On Tuesday's episode of CNBC's The Profit, Lemonis learned that the retail chain was modeled off a New Orleans-style saloon, with a large bar in the middle of the store and jeans on the wall instead of drinks. Founder Lady Fuller started the San Francisco-based company in 2004 using the money her mother left her following her suicide. After losing $400,000 on $8 million in annual revenue, Fuller had to close 10 of the chain's 13 locations. Even worse, because the business had more than $1 million in debt, the bank seized her inheritance of blue-chip stocks. 

Sensing the specialty boutique could benefit from a makeover, Lemonis invested $900,000 for 50 percent of the company. Here are three issues with the business he addressed immediately to prevent Fuller from losing her inheritance.

1. Confusing concept.

Naming a denim store "The Blues Jean Bar" was an original idea, but a flawed marketing strategy. Having a large bar in a clothing store also took up valuable  display space. "From a presentation standpoint, they'd get an F," Lemonis said during the episode. To fix both problems, Lemonis rebranded the store as "Denim & Soul" and took out the bar, allowing the company to stock $75,000 in denim, up from $30,000 previously.

2. Horrible margins. 

Prior to Lemonis investing in the company, The Blues Jean Bar's inventory was dominated by denim products that had only 50 percent margin. What's more, nearly all of the company's non-denim clothing wasn't selling. 

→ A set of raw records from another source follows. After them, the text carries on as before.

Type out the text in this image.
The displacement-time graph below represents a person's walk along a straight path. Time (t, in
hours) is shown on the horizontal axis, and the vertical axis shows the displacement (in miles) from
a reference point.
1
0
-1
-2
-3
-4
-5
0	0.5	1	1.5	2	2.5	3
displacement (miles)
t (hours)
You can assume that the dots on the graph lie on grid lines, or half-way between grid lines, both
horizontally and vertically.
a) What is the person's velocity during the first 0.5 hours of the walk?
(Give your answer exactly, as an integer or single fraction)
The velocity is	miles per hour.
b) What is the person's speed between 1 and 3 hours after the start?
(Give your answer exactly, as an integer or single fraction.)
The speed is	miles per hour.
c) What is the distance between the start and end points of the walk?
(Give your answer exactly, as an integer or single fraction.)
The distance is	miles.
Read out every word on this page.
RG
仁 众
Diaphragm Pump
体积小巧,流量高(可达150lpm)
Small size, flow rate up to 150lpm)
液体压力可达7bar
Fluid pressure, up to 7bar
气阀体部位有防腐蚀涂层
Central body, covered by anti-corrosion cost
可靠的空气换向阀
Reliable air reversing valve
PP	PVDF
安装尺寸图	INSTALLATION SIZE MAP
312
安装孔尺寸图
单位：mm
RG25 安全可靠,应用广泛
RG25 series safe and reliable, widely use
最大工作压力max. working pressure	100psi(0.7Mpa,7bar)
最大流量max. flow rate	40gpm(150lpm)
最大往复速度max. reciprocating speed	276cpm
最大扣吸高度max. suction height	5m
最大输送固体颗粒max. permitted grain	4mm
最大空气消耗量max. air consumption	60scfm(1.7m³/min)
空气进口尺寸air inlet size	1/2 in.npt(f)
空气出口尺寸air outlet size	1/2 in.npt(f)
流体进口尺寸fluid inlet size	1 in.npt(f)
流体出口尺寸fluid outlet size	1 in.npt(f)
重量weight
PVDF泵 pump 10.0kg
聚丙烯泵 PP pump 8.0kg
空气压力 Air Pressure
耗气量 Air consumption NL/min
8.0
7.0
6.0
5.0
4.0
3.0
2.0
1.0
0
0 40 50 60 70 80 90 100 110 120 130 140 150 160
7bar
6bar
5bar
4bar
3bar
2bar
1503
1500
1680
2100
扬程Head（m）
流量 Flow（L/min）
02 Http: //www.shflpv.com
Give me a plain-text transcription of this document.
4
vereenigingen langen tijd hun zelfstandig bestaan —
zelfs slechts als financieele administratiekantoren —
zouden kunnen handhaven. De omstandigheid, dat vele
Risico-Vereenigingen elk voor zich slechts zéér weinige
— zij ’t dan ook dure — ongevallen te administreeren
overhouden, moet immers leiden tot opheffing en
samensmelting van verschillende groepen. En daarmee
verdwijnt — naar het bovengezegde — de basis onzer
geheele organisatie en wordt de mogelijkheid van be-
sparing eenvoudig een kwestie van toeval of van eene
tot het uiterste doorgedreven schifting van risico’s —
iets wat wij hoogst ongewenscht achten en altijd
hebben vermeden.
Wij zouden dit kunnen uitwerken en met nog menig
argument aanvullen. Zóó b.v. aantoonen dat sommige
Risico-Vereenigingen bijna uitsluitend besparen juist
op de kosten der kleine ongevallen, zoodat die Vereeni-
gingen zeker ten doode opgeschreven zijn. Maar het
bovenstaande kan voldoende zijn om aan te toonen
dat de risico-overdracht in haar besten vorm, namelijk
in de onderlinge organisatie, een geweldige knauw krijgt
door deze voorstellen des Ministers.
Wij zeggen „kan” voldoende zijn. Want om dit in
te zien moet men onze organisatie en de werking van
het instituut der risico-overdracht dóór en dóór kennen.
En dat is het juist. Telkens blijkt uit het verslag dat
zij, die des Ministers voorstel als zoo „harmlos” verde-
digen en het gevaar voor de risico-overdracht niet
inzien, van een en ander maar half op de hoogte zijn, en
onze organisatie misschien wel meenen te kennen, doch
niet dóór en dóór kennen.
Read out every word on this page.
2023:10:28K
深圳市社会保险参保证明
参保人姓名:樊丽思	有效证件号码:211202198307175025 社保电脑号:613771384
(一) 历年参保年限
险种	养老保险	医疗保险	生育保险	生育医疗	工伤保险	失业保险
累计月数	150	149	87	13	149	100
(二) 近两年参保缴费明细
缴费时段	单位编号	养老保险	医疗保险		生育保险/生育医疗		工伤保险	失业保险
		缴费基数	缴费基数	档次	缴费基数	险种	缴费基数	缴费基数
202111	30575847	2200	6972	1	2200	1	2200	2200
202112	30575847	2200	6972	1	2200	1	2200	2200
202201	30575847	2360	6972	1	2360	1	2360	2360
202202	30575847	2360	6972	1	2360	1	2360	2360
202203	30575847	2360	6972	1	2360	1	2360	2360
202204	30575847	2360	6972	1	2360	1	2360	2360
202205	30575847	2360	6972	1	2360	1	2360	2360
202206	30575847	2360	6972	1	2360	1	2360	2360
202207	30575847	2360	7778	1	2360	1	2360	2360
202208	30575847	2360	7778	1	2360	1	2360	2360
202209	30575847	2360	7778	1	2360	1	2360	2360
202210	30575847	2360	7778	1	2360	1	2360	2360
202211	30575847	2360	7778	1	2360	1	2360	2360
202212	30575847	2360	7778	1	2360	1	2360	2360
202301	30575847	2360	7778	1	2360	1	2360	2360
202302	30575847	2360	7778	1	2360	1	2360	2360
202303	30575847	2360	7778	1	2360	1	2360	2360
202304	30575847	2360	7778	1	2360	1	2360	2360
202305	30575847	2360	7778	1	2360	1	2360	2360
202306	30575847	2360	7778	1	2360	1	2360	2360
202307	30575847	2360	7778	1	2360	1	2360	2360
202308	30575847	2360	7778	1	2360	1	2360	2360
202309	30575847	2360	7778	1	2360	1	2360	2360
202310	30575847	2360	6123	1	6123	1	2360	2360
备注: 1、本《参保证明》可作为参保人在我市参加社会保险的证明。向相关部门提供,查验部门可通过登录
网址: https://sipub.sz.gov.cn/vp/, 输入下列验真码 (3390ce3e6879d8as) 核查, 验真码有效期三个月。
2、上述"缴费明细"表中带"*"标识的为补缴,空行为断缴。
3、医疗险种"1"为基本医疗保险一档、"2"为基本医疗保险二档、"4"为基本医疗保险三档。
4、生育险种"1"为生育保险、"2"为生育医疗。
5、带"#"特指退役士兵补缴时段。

"This is the most irresponsible use of cash I've ever seen," Lemonis said. To increase the company's margins without compromising brand identity, Lemonis added such new clothing items as t-shirts and hoodies that complemented the jeans and drove average margins to more than 60 percent. 

3. Staffing problems. 

When The Blues Jean Bar's number of stores shrank from 13 to 3, the company's management structure didn't shrink with it. This left a head of sales with far fewer direct reports who wasn't putting her crucial sales experience to good use. Lemonis fixed this by moving the sales director position to store manager.

With the debt being paid down and the stores having the right merchandise, the ability for Lady to pay off all of the debt is significantly greater, Lemonis said.  More importantly, the bank finally released Fuller's inheritance.